About ISO 27001
ISO 27001 provides an international standard and methodology for the implementation, management and maintenance of information security for organizations. Obtaining ISO 27001 certification demonstrates conformity of your Information Security Management System (ISMS) requirements and is a framework that can illustrate your security posture to current and potential organizations.
Skoda Minotti Risk Advisory Services, a certification body for ISO 27001, provides the following services:
Scope Assessment: As part of the initial engagement, we will perform a comprehensive understanding of the services and systems that are under review. After obtaining a clear and thorough understanding of our client’s environments, we will customize an audit plan and provide access to an online collaboration tool that includes all required documentations, identification of key personnel responsible from Skoda Minotti and the client and documented milestones within our project calendar.
Stage 1 Audit: As part of the Stage 1 audit, Skoda Minotti reviews your company’s documentation to confirm that it is in compliance with the requirements of ISO 27001. At the completion of this stage, clients are provided with a detailed report identifying any nonconformities. In additional to the deficiencies/nonconformities report, Skoda Minotti will provide you with a roadmap of next steps required; this will depend on the results from the Stage 1 audit.
Stage 2 Audit: Once organizations complete Stage 1, you move into Stage 2, which tests the conformance of the ISMS with ISO 27001. During the onsite audit, we will perform testing procedures such as interviews, observation of processes and inspection of artifacts to support your conformance of ISMS with ISO 27001.
Surveillance Audit: To ensure that your organization’s ISMS continues to demonstrate conformance with ISO 27001, surveillance audits are required to maintain certification. Surveillance audits are designed to confirm the scope is consistent with the original certification, improvement of the ISMS is present and validation of ongoing monitoring procedures are being performed. Certification are valid for three years, but require a surveillance audit in year two and three. Surveillance audits are required to be completed within 12 and 24 months of the initial certification decision date.
Skoda Minotti Risk Advisory Services has developed an audit methodology for conducting ISO 27001 certification audits that is in conformity with ISO 17021:2015. The methodology addresses the steps of the certification cycle including Stage 1, Stage 2, Certification Decision, as well as the ongoing Surveillance audits that are required.
We communicate the audit expectations, timing, and deliverables to our clients through the audit planning documentation, kick-off/closing meetings, status sheets available through our client portal and regular meetings. Skoda Minotti Risk Advisory Services’ standard methodology provides consistency to the certification audits process.
As your certification body for ISO 27001, we have defined criteria for all certification decisions including granting, refusing, maintaining, renewing, suspending, restoring and withdrawing the certificate. These processes follow the requirements defined in ISO 17021:2015.
Skoda Minotti Risk Advisory Services communicates with our clients through the engagement team regarding all certification decisions. All decisions related to the ISO 27001 certification are approved by Skoda Minotti Risk Advisory Service’ senior leadership, and are required to follow our document certification processes.
Skoda Minotti Risk Advisory Services’ Name and Logo
Skoda Minotti Risk Advisory Services’ ISO 27001 certification logo is only to be used to illustrate conformance with ISO 27001. The use of our name and logo in regards to ISO 27001 certifications are governed by the terms and conditions in our contracts with clients. Skoda Minotti Risk Advisory Services monitors the use of its name and logo to ensure compliance with our contractual agreement and ISO 17021:2015.
Skoda Minotti Risk Advisory Services’ audit team strives to clearly communicate the justification for their decisions related to the certification activities. When a situation arises where the client does not agree with the audit team, they may appeal the decision to Skoda Minotti Risk Advisory Services’ leadership. A point of contact, who is separate from the audit team, is assigned to research the appeal Skoda Minotti Risk Advisory Services’ leadership will review the results of the research and communicate the decision to the client. Appeals may be generated directly with the client’s audit team or by submitting here.

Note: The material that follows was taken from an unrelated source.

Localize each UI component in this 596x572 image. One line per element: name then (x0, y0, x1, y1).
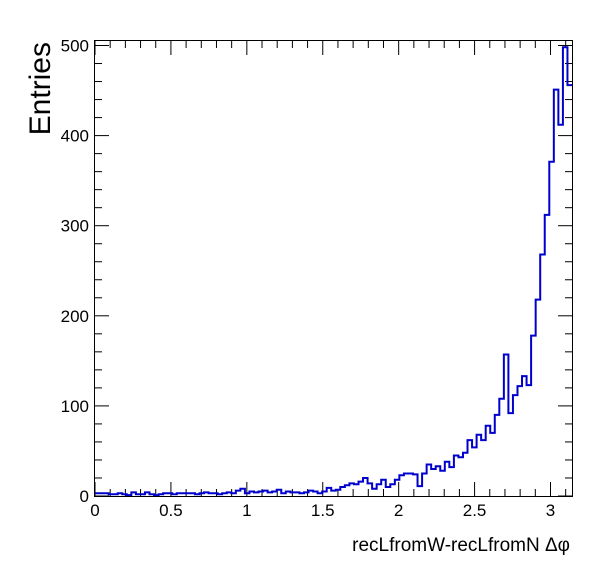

Complaints filed against Skoda Minotti Risk Advisory Services or our certified clients are received, handled and resolved in accordance with ISO 17021:2015. Skoda Minotti Risk Advisory Services has developed a process managed by a team independent of our audit team to document and track the complaint. The complaint will be investigated and resolved in accordance with our documented policies. The complaint initiator will be kept informed through the process and of the complaint resolution. Complaints can be submitted here.

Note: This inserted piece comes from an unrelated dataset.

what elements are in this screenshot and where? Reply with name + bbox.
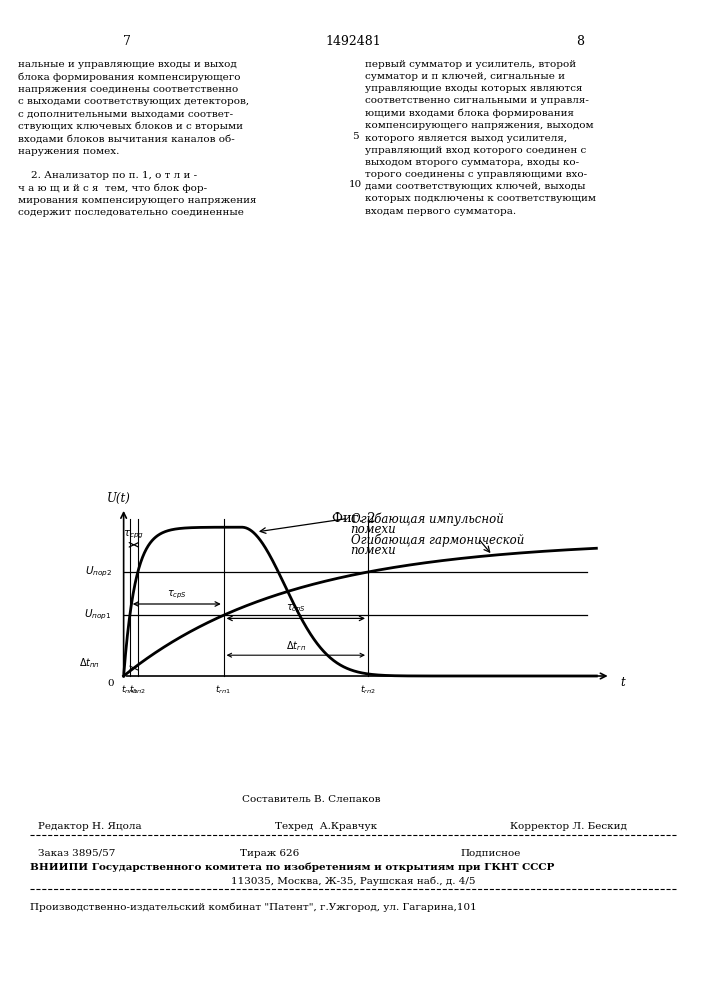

Inquiries regarding status of a given certification or inquiries on geographical areas that we operate can be submitted here. Received inquiries will be responded to in 48 business hours.
All professional personnel who work on auditing engagements and are required to be independent, sign a representation letter when hired and annually thereafter acknowledge their familiarity with the firm’s relevant ethical requirements policy and procedures, particularly with regard to independence and impartiality of all clients and related entities of the company. The representation letter also confirms personnel understanding that if a conflict of interest arises, they are required to immediately report the conflict to the managing partner. The representation letter also lists known circumstances and relationships that may create a potential threat to independence and impartiality or violate the firm’s relevant ethical requirements policy.